Perceptions of the law have improved over the last three weeks as the congressional debate over the government shutdown centered over funding for it and despite the glitches experienced by the law’s new health insurance exchanges.
Fifty-one percent (51%) of voters still believe the law will cause the cost of health insurance to go up, but that’s down from a recent high of 60% in June and the lowest finding this year. Twenty-two percent (22%) think the law will make those costs go down. Nineteen percent (19%) expect health care costs to stay about the same.
Seventy percent (70%) believe the health care law is likely to cost more than official estimates, with 47% who say it is Very Likely. Nineteen percent (19%) think it unlikely to exceed official cost projections, but that includes only two percent (2%) who feel it is Not At All Likely to do so. Eleven percent (11%) are not sure.
Twenty-four percent (24%) expect the quality of health care in America to get better under the new law, while 43% think it will get worse. Twenty-six percent (26%) say it will stay about the same. The number who believe health care will improve has changed little over the last couple years, but voters are slightly less pessimistic about the law and more likely to think it won’t change things very much.
The survey of 1,000 Likely Voters was conducted on October 18-19, 2013 by Rasmussen Reports. The margin of sampling error is +/- 3 percentage points with a 95% level of confidence. Field work for all Rasmussen Reports surveys is conducted by Pulse Opinion Research, LLC. See methodology.
Fifteen percent (15%) of voters say they already have been helped by the law, while 27% say they have been hurt by it. Fifty-four percent (54%) say the law has had no impact on them.
A plurality (48%) still expects the law to increase the federal deficit, but 16% say it will reduce that deficit instead. Twenty-three percent (23%) feel it will have no impact. Thirteen percent (13%) are not sure. This, too, marks a shift in attitudes from believing the law will increase the deficit to thinking instead that it will have no impact.
Seventy-five percent (75%) of Democrats have a favorable opinion of the health care law.
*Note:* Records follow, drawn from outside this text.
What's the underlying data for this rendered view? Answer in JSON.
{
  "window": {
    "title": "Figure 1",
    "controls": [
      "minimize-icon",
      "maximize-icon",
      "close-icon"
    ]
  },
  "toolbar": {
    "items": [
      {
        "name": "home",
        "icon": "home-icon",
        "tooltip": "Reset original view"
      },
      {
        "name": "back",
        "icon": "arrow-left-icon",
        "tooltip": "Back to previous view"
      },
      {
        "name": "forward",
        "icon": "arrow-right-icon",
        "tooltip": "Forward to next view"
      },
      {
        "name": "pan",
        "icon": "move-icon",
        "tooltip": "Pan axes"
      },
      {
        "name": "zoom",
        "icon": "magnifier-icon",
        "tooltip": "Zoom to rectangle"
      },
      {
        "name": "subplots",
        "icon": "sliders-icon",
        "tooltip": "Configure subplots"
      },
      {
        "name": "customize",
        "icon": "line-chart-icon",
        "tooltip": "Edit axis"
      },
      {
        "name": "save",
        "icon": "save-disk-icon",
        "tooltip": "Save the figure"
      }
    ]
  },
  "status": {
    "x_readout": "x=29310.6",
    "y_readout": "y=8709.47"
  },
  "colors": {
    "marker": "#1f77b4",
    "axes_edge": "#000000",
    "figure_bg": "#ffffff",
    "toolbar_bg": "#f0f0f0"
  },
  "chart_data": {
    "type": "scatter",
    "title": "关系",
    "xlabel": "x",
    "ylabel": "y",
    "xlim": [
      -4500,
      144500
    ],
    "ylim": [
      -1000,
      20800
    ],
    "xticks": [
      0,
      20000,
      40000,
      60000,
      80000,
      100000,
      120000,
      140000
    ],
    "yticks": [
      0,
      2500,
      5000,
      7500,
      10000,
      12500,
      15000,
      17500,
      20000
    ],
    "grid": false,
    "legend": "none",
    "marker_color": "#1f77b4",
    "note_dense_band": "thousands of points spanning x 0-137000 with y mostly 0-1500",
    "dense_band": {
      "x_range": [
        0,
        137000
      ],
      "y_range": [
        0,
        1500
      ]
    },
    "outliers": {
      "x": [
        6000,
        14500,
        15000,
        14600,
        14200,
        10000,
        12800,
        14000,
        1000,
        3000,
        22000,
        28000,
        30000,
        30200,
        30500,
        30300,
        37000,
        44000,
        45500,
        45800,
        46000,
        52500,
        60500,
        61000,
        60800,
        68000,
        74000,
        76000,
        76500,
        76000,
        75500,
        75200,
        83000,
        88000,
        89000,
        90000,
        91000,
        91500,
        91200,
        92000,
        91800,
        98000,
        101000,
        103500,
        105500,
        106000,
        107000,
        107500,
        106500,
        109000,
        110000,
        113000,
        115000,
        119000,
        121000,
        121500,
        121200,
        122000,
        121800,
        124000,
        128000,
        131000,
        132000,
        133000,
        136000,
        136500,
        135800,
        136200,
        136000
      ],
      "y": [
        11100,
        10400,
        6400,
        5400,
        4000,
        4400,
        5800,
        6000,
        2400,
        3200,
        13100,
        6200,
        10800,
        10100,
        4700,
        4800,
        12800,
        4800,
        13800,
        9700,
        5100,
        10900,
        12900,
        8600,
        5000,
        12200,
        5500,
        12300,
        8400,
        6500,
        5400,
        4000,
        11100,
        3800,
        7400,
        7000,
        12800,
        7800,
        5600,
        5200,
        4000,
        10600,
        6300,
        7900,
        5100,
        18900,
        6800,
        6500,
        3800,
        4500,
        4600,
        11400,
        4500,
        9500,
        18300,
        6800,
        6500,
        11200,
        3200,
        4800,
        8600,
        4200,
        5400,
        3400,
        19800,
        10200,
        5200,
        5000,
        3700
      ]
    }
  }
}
Eighty-one percent (81%) of Republicans and 53% of voters not affiliated with either major party view it unfavorably.
Senior citizens remain the most critical of the law and believe most strongly than those who are younger that it will drive up costs and reduce the quality of care.
Even most Democrats continue to feel the law will cost more than officially estimated, but Republicans and unaffiliated voters believe that much more strongly.
Three-out-of-four GOP voters (74%) and a plurality (44%) of unaffiliateds think quality will suffer under the law, but just 17% of Democrats agree. Similarly, while 79% of Republicans and 53% of unaffiliated voters expect health care costs to go up as a result of Obamacare, only 27% of voters in President Obama’s party share that view.
Voters have said from the start of the health care debate that cost is their number one concern.
Fifty percent (50%) of Americans say they are paying more for health care than they were last year, but nearly as many (48%) think the private sector, not the federal government, is the way to keep those costs down.
Forty-four percent (44%) of voters now rate Obama's handling of health care issues as good or excellent, while 47% give the president poor marks in this area.